Proposito, quest’ultimo, certamente condivisibile, ma siamo sicuri che sia la scuola il luogo in cui si spreca di più? e non piuttosto che il mancato investimento nell’istruzione determinerà un progressivo arretramento del Paese? I presenti hanno ribadito che c’è assoluto bisogno di una vera riforma, per migliorare la qualità dell’istruzione e si impegneranno perché questo tema divenga oggetto di riflessione fra tutti e non solo tra gli addetti ai lavori.
Non si tratta di difendere posti di lavoro, obiettivo comunque importante in questa congiuntura economica , ma di riflettere sul futuro. Tante le iniziative in cantiere per sviluppare una tale riflessione, per questo motivo si è formato un coordinamento provinciale, composto da delegati delle varie scuole e da esponenti del movimento dei precari.
Ma tante anche le iniziative di contrasto: dalle più immediate come quella di contestare la validità delle iscrizioni per il prossimo anno scolastico ai nuovi indirizzi previsti perché tuttora inesistenti, in quanto nulla è stato pubblicato sulla Gazzetta Ufficiale, a quelle più estreme come lo sciopero in occasione degli scrutini di fine anno.
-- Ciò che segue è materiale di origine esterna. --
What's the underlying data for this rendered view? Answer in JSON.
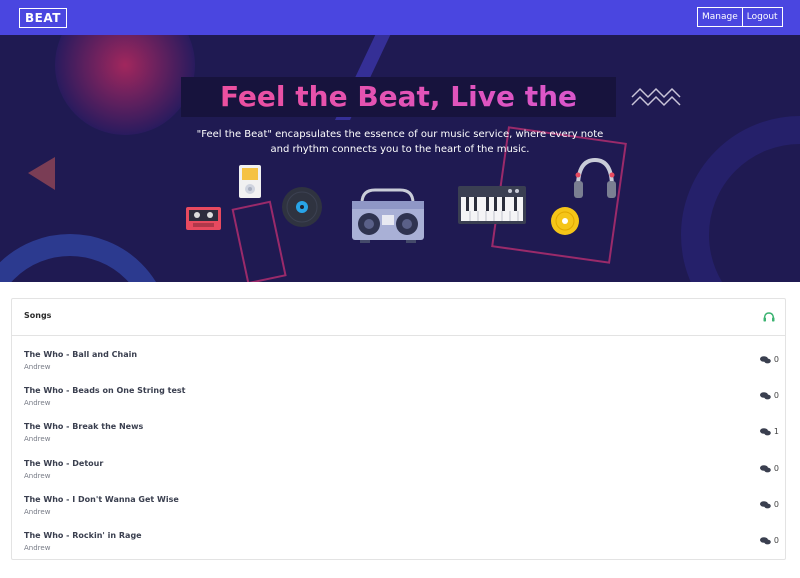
{
  "nav": {
    "logo": "BEAT",
    "manage_label": "Manage",
    "logout_label": "Logout",
    "color": "#4a46e0"
  },
  "hero": {
    "title": "Feel the Beat, Live the Music!",
    "subtitle": "\"Feel the Beat\" encapsulates the essence of our music service, where every note and rhythm connects you to the heart of the music.",
    "background": "#1f1a52",
    "icons": [
      "cassette-icon",
      "mp3-player-icon",
      "vinyl-record-icon",
      "boombox-icon",
      "keyboard-icon",
      "cd-icon",
      "headphones-icon"
    ]
  },
  "songs_card": {
    "title": "Songs",
    "header_icon": "headphones-icon",
    "items": [
      {
        "title": "The Who - Ball and Chain",
        "artist": "Andrew",
        "comments": "0"
      },
      {
        "title": "The Who - Beads on One String test",
        "artist": "Andrew",
        "comments": "0"
      },
      {
        "title": "The Who - Break the News",
        "artist": "Andrew",
        "comments": "1"
      },
      {
        "title": "The Who - Detour",
        "artist": "Andrew",
        "comments": "0"
      },
      {
        "title": "The Who - I Don't Wanna Get Wise",
        "artist": "Andrew",
        "comments": "0"
      },
      {
        "title": "The Who - Rockin' in Rage",
        "artist": "Andrew",
        "comments": "0"
      }
    ]
  }
}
Tutti i presenti, infine, si sono dimostrati consapevoli del tentativo del governo di dividere gli insegnanti dalle famiglie, ma anche al loro interno, non a caso meno penalizzati dai tagli, rispetto all’ordinamento ordinario, sono i Licei Classici e Scientifici. Per questo hanno ribadito la loro assoluta contrarietà a quella che si preannuncia come una tragica “guerra fra poveri”, sia nella forma della lotta fra docenti delle diverse discipline che fra le stesse istituzioni scolastiche, come purtroppo accade in questi giorni attraverso discutibili forme di propaganda finalizzate a “conquistare” iscrizioni.
Per i partecipanti la scuola pubblica è una sola, al di là dei tanti indirizzi presenti, ed è proprio la scuola pubblica che va salvata.